El delantero es a los goles como la televisión al rating. O los haces o te desaparecen. En ese sentido, el peruano Claudio Pizarro es hoy un viejo sitcom, con una conocida fórmula, que ha vuelto a tener éxito en la liga alemana. Sus dos goles ante el Monchengladbach, el domingo pasado, no solo lo han hecho figurar en el equipo ideal de importantes medios (como Kicker o Eurosport), sino que lo han convertido en el hijo pródigo de su club, el Werder Bremen.

Lejos de aniquilarlo, su alejamiento del Chelsea inglés le abrió las puertas al agradable reencuentro con la afición verde. "En el Chelsea no tuve muchas oportunidades, no me dejaron jugar", dijo Pizarro, una vez finalizado el partido, que es justo el momento en el que un futbolista puede dejar las frases hechas. "No esperaba hacer dos goles", dijo en la página oficial del Bremen.
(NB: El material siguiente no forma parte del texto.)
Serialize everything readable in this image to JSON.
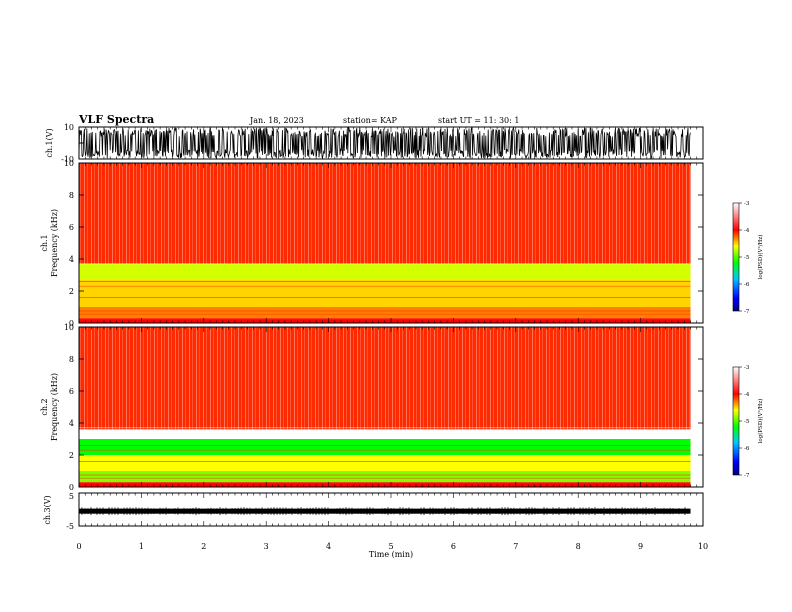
{
  "header": {
    "title": "VLF Spectra",
    "date": "Jan. 18, 2023",
    "station": "station= KAP",
    "start": "start  UT =   11: 30: 1"
  },
  "chart_data": [
    {
      "type": "line",
      "name": "channel-1-waveform",
      "ylabel": "ch.1(V)",
      "ylim": [
        -10,
        10
      ],
      "yticks": [
        "10",
        "-10"
      ],
      "xlim": [
        0,
        10
      ],
      "description_values": "dense waveform filling most of the range, amplitude ~ +/-8 V"
    },
    {
      "type": "heatmap",
      "name": "channel-1-spectrogram",
      "ylabel_top": "ch.1",
      "ylabel": "Frequency  (kHz)",
      "ylim": [
        0,
        10
      ],
      "yticks": [
        "0",
        "2",
        "4",
        "6",
        "8",
        "10"
      ],
      "xlim": [
        0,
        9.8
      ],
      "bands": [
        {
          "from": 3.7,
          "to": 10,
          "level": -4.1
        },
        {
          "from": 2.7,
          "to": 3.7,
          "level": -4.7
        },
        {
          "from": 1.0,
          "to": 2.7,
          "level": -4.5
        },
        {
          "from": 0.3,
          "to": 1.0,
          "level": -4.3
        },
        {
          "from": 0,
          "to": 0.3,
          "level": -4.0
        }
      ],
      "colorbar": {
        "label": "log(PSD)(V²/Hz)",
        "ticks": [
          "-3",
          "-4",
          "-5",
          "-6",
          "-7"
        ],
        "range": [
          -7,
          -3
        ]
      }
    },
    {
      "type": "heatmap",
      "name": "channel-2-spectrogram",
      "ylabel_top": "ch.2",
      "ylabel": "Frequency  (kHz)",
      "ylim": [
        0,
        10
      ],
      "yticks": [
        "0",
        "2",
        "4",
        "6",
        "8",
        "10"
      ],
      "xlim": [
        0,
        9.8
      ],
      "bands": [
        {
          "from": 3.6,
          "to": 10,
          "level": -4.1
        },
        {
          "from": 2.0,
          "to": 3.0,
          "level": -5.2
        },
        {
          "from": 1.0,
          "to": 2.0,
          "level": -4.6
        },
        {
          "from": 0.3,
          "to": 1.0,
          "level": -4.9
        },
        {
          "from": 0,
          "to": 0.3,
          "level": -4.0
        }
      ],
      "colorbar": {
        "label": "log(PSD)(V²/Hz)",
        "ticks": [
          "-3",
          "-4",
          "-5",
          "-6",
          "-7"
        ],
        "range": [
          -7,
          -3
        ]
      }
    },
    {
      "type": "line",
      "name": "channel-3-waveform",
      "ylabel": "ch.3(V)",
      "ylim": [
        -5,
        5
      ],
      "yticks": [
        "5",
        "-5"
      ],
      "xlim": [
        0,
        10
      ],
      "level": -0.5
    }
  ],
  "time_axis": {
    "xlabel": "Time  (min)",
    "ticks": [
      "0",
      "1",
      "2",
      "3",
      "4",
      "5",
      "6",
      "7",
      "8",
      "9",
      "10"
    ]
  },
  "colors": {
    "colormap": [
      "#00007f",
      "#0000ff",
      "#00ffff",
      "#00ff00",
      "#ffff00",
      "#ff0000",
      "#ffffff"
    ]
  }
}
Si las despedidas son tristes, de los reencuentros no hace falta decir nada.

De hecho, el retorno de Pizarro generó conmoción en el noroeste alemán. Apenas se supo que el peruano llegaba al Werder, la web del club colapsó debido al número de visitas, lo que, incluso, mereció una explicación por parte de la institución. Su afición no olvida los 28 goles que el ex jugador de Alianza Lima marcó en la última temporada. La historia dirá, pues, que hubo un Pizarro que intentó conquistar Alemania.